Ahhh ... no Honor System on this one. Surf your brains out. But if you already know without having to Cliquez Ici, if you just already know, we'll take your word for it, and that's worth pineapples on the pizza.

posted by Bob Merkin | 17:47

Anonymous said...

Nevil David Maskelyne

Bob Merkin said...

1. The first Dude or Dudeusse to accurately weigh the Earth was NOT Maskelyne, no Pizza for u. I know bunches about Maskelyne, most of them unfavorable things, and he wasn't the World's First Earth-Weigher.

2. The next Dude or Dudeusse who answers an serious important PizzaQ or has some gasbag Opinion on an important Political Question as an Anonymous Comment-Leaver, I am going to run this creature over with one of those Highway Department steamrollers. NO MORE DRIVEBY COMMENTS!


Abbas Halai said...

actually, the earth cannot technically be weighed, from my limited knowledge of basic physics, someone please correct me if i'm wrong. only it's mass can be calculated. the weight of an object is measured relative to a secondary object (rather the gravity from that secondary object). so if you gave asked for the weight of the earth relative to the moon, that could be done, but i'm pretty sure, the weight of earth on it's own can't be calculated. the weight of a person on earth is calculated relative to the distance from earth (generally the centre of mass of the planet which in basic high school science is taken as the average radius of the earth). force of gravity is calculated by Fg = G*(M1*M2/R^2) where Fg is the force of gravity, G is the gravitational constant, m1 and m2 are the masses of the two objects, and R is the distance between the two objects.

someone correct me if i'm wrong, or bug bob if it's too confusing.

Bob Merkin said...

hey hey salaam abbas r u in PK now? bring me back some of that Airport Halvah! hope you're having a great time, who's gettin' married?

you are SMART! yes, you can't "weigh" the earth like you can weigh my cat on the bathroom scale. All you can do is use a chain of other measurable phenomena to compute the Mass of the Earth.

So shame on me for asking the question in so deceptive a way.
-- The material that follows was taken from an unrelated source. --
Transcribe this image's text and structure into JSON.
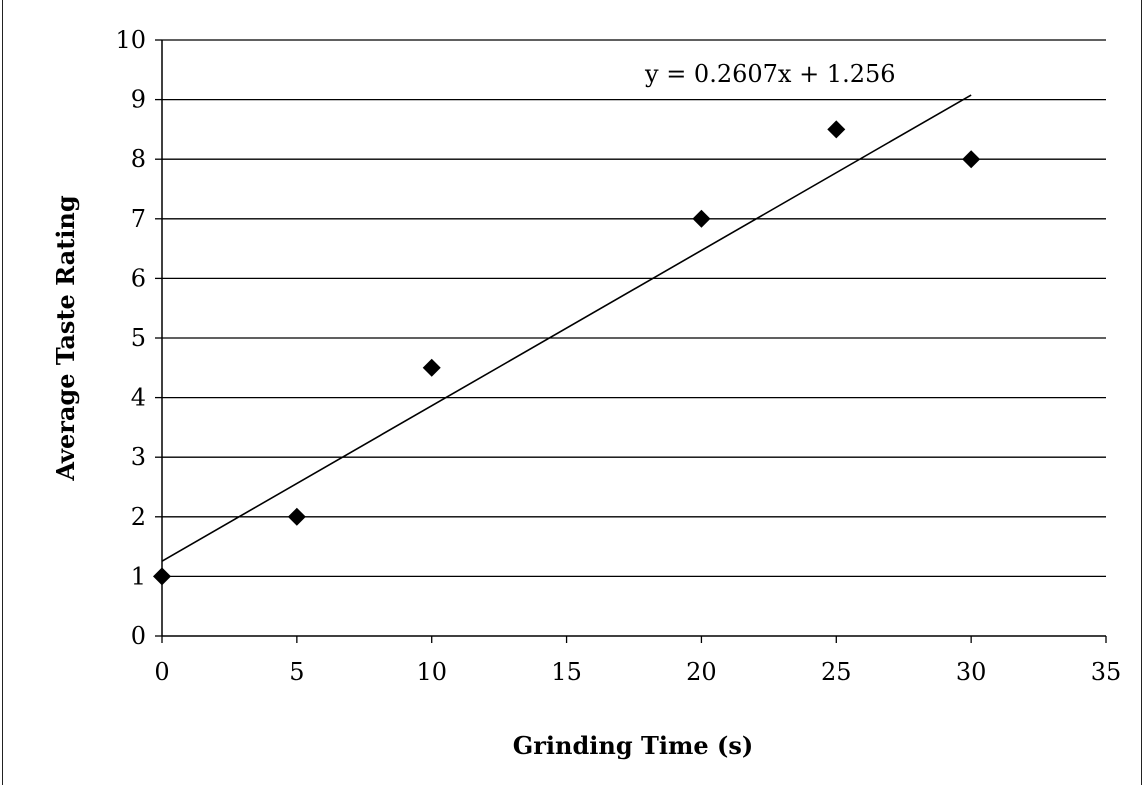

So now I shall be Less Deceptive:

Who was the first Human Being to accurately, using an astonishingly clever experiment, compute the MASS of Earth?

(Double anchovies if you can find out the Value of Mass this Human computed. Or toss in today's most precise Value if ya know that.)

patwithanIPod said...

I am just listening to the audio book on the IPat of Bill Bryson's "History of nearly everything" and according to him it was Masclyne who had to to the job . Further deteils on req

Bob Merkin said...

Not Nevil Maskelyne ... though he was deep near the center of the English "gentlemen scientists" when My Guy did this task of computing the Mass of the Earth. They almost certainly knew each other well.
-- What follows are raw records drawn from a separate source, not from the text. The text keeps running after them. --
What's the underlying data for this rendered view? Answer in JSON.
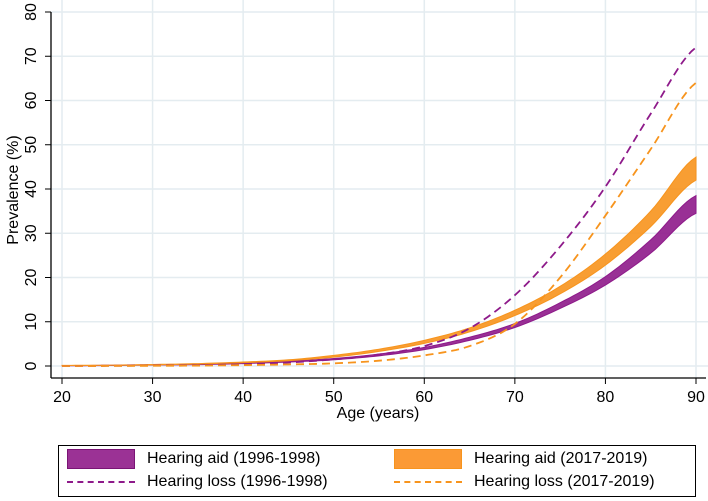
{
  "chart_data": {
    "type": "area",
    "title": "",
    "xlabel": "Age (years)",
    "ylabel": "Prevalence (%)",
    "xlim": [
      20,
      90
    ],
    "ylim": [
      0,
      80
    ],
    "xticks": [
      "20",
      "30",
      "40",
      "50",
      "60",
      "70",
      "80",
      "90"
    ],
    "yticks": [
      "0",
      "10",
      "20",
      "30",
      "40",
      "50",
      "60",
      "70",
      "80"
    ],
    "grid": true,
    "legend_position": "bottom",
    "x": [
      20,
      25,
      30,
      35,
      40,
      45,
      50,
      55,
      60,
      65,
      70,
      75,
      80,
      85,
      90
    ],
    "series": [
      {
        "name": "Hearing aid (1996-1998)",
        "style": "band",
        "color": "#8e1a8a",
        "lower": [
          0.05,
          0.1,
          0.2,
          0.3,
          0.55,
          0.9,
          1.4,
          2.3,
          3.7,
          5.8,
          8.7,
          13,
          18.3,
          25.5,
          34.5
        ],
        "upper": [
          0.1,
          0.15,
          0.25,
          0.4,
          0.7,
          1.1,
          1.7,
          2.7,
          4.2,
          6.5,
          9.6,
          14.3,
          20.2,
          28.5,
          38.5
        ]
      },
      {
        "name": "Hearing aid (2017-2019)",
        "style": "band",
        "color": "#f7941d",
        "lower": [
          0.1,
          0.15,
          0.25,
          0.45,
          0.75,
          1.2,
          2.0,
          3.3,
          5.1,
          7.7,
          11.4,
          16.3,
          22.8,
          31.5,
          42
        ],
        "upper": [
          0.15,
          0.2,
          0.35,
          0.55,
          0.9,
          1.4,
          2.4,
          3.8,
          5.8,
          8.6,
          12.6,
          18,
          25.3,
          35,
          47.2
        ]
      },
      {
        "name": "Hearing loss (1996-1998)",
        "style": "dashed",
        "color": "#8e1a8a",
        "values": [
          0,
          0.05,
          0.1,
          0.2,
          0.4,
          0.8,
          1.5,
          2.6,
          4.5,
          8.5,
          16,
          27,
          40.5,
          57,
          72
        ]
      },
      {
        "name": "Hearing loss (2017-2019)",
        "style": "dashed",
        "color": "#f7941d",
        "values": [
          0,
          0.02,
          0.05,
          0.1,
          0.2,
          0.35,
          0.6,
          1.2,
          2.4,
          4.5,
          9.5,
          20,
          34,
          49,
          64
        ]
      }
    ]
  },
  "legend": [
    "Hearing aid (1996-1998)",
    "Hearing aid (2017-2019)",
    "Hearing loss (1996-1998)",
    "Hearing loss (2017-2019)"
  ]
}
(Maskelyne would have certainly admired My Guy, but maybe My Guy didn't have such a hot opinion of Maskelyne.)

According to Wikipedia, Maskelyne does indeed deserve significant credit for his experiments about the Earth.

But My Guy gets the Big Antique Pizza and his name in the Record Books (along with Another Huge Pizza for Another Huge Discovery).

Jeez ... what wonderful times those were!

patwithanIPat said...

Reckon I need to listen to this chatper again......It wasn't Cavendish, he inherited the job from someone else, there was this loony who built a machine or device (Mitchell?)l, there is also a connection with Mason/Dixon. Now that's the downside of audiobooks, I'll listen to it again tonight on me way back from work and give you the dtls

Bob Merkin said...

Cavendish seems to have first conceived of the scheme and wrote his ideas to Mitchell, who built most of the torsion bar apparatus, then died before he did the experiment, but when Cavendish received the equipment, he was the first to perform the experiment.

But before we continue this fight and then fight over the pizza, check this out:

a guy from Fourmilab (not the USA's Fermilab) in CH shows you how to re-create the experiment in your basement.

Cavendish's experiment came within 1% of the modern accepted value of the Earth's mass.

You're the first to mention Cavendish's name. If you don't keep saying it wasn't Cavendish, you win the pizza.